УБИЙСТВО КАК ДОБРОДЕТЕЛЬ
Совершение умышленного убийства рассматривается с невыразимым ужасом в современных цивилизованных сообществах, однако потребовались эоны времени и сотрудничество многих религиозных, социальных и моральных институтов, прежде чем идея святости человеческой жизни стала тем, чем она является сейчас, когда ее можно принять за инстинкт, присущий самой человеческой природе. Насколько она далека от того, чтобы быть таким инстинктом, мы увидим, взглянув на факты. Среди низших рас и даже некоторых более высоких варваров убийство, отнюдь не рассматриваемое как преступление, почитается как добродетель и источник славы.
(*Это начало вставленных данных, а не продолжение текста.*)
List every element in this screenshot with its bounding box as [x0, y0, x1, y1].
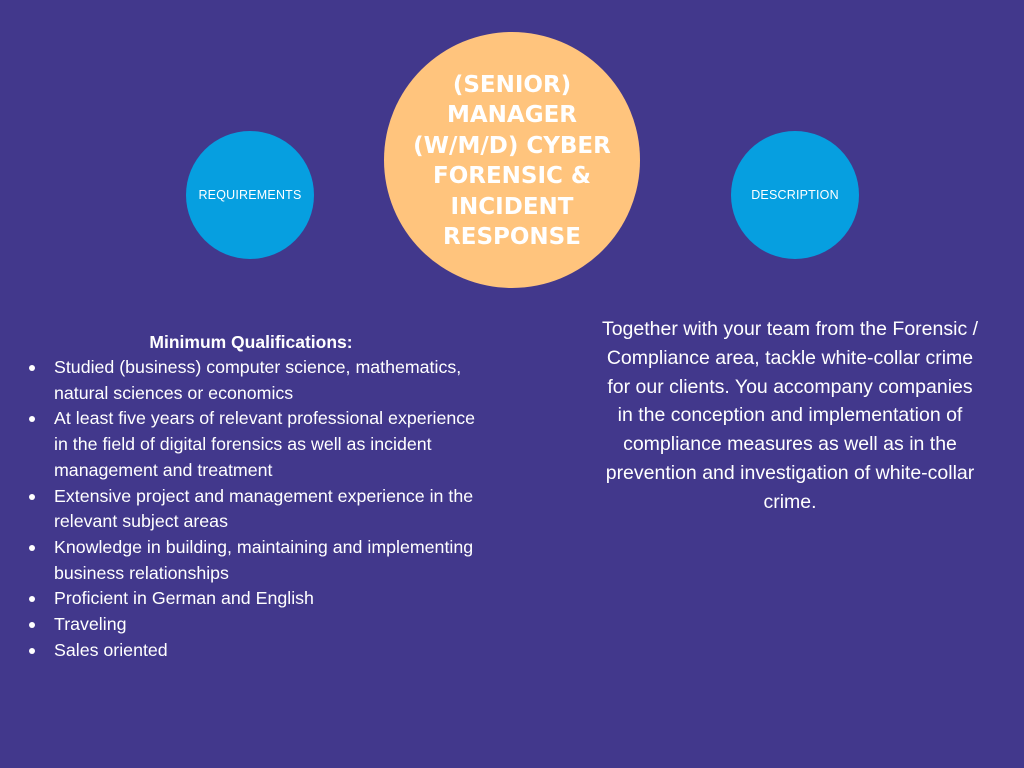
list-item: Sales oriented	[26, 638, 476, 664]
job-title-circle: (SENIOR) MANAGER (W/M/D) CYBER FORENSIC …	[384, 32, 640, 288]
list-item-text: Knowledge in building, maintaining and i…	[54, 536, 474, 583]
list-item-text: Studied (business) computer science, mat…	[54, 357, 462, 403]
description-circle: DESCRIPTION	[731, 131, 859, 259]
list-item-text: Traveling	[54, 614, 127, 635]
bullet-icon	[29, 365, 35, 371]
bullet-icon	[29, 493, 35, 500]
list-item: Traveling	[26, 612, 476, 638]
bullet-icon	[29, 596, 35, 603]
list-item: Extensive project and management experie…	[26, 484, 476, 535]
bullet-icon	[29, 544, 35, 551]
requirements-list: Studied (business) computer science, mat…	[26, 355, 476, 663]
list-item-text: Extensive project and management experie…	[54, 485, 474, 532]
requirements-heading: Minimum Qualifications:	[149, 332, 353, 352]
list-item-text: Sales oriented	[54, 639, 168, 660]
requirements-section: Minimum Qualifications: Studied (busines…	[26, 330, 476, 663]
bullet-icon	[29, 647, 35, 654]
bullet-icon	[29, 622, 35, 629]
requirements-circle: REQUIREMENTS	[186, 131, 314, 259]
requirements-label: REQUIREMENTS	[198, 188, 302, 202]
bullet-icon	[29, 416, 35, 423]
list-item-text: Proficient in German and English	[54, 588, 314, 609]
list-item: At least five years of relevant professi…	[26, 406, 476, 483]
list-item: Proficient in German and English	[26, 586, 476, 612]
list-item: Studied (business) computer science, mat…	[26, 355, 476, 406]
list-item: Knowledge in building, maintaining and i…	[26, 535, 476, 586]
description-text: Together with your team from the Forensi…	[601, 318, 979, 513]
list-item-text: At least five years of relevant professi…	[54, 408, 476, 480]
description-label: DESCRIPTION	[751, 188, 839, 202]
job-title: (SENIOR) MANAGER (W/M/D) CYBER FORENSIC …	[413, 71, 611, 251]
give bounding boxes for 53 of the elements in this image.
Главная гордость американского индейца и его претензия на племенную честь заключаются в количестве скальпов, которые он сорвал с голов убитых им людей. О фиджийцах Уильямс говорит (97):
«Пролитие крови для него не преступление, а слава. Кто бы ни был жертвой — знатный или простолюдин, старый или молодой, мужчина, женщина или ребенок — убит ли он на войне или зарезан в результате предательства, быть как-то признанным убийцей — вот цель беспокойных амбиций фиджийца».
Австралиец испытывает такой же непреодолимый импульс убить каждого встречного незнакомца, какой многие из наших сравнительно цивилизованных джентльменов испытывают по отношению к каждой птице или дикому животному, которых они видят. Лумхольц, пока жил среди этих дикарей, позаботился о том, чтобы следовать совету «никогда не иметь черного парня за спиной»; и он рассказывает историю о поселенце, который гулял в буше со своим черным мальчиком, охотясь на кистеухих обезьян, когда мальчик коснулся его плеча сзади и сказал: «Позволь мне идти впереди». Когда поселенец спросил, почему он хочет идти перед ним, туземец ответил: «Потому что я чувствую такое желание убить тебя».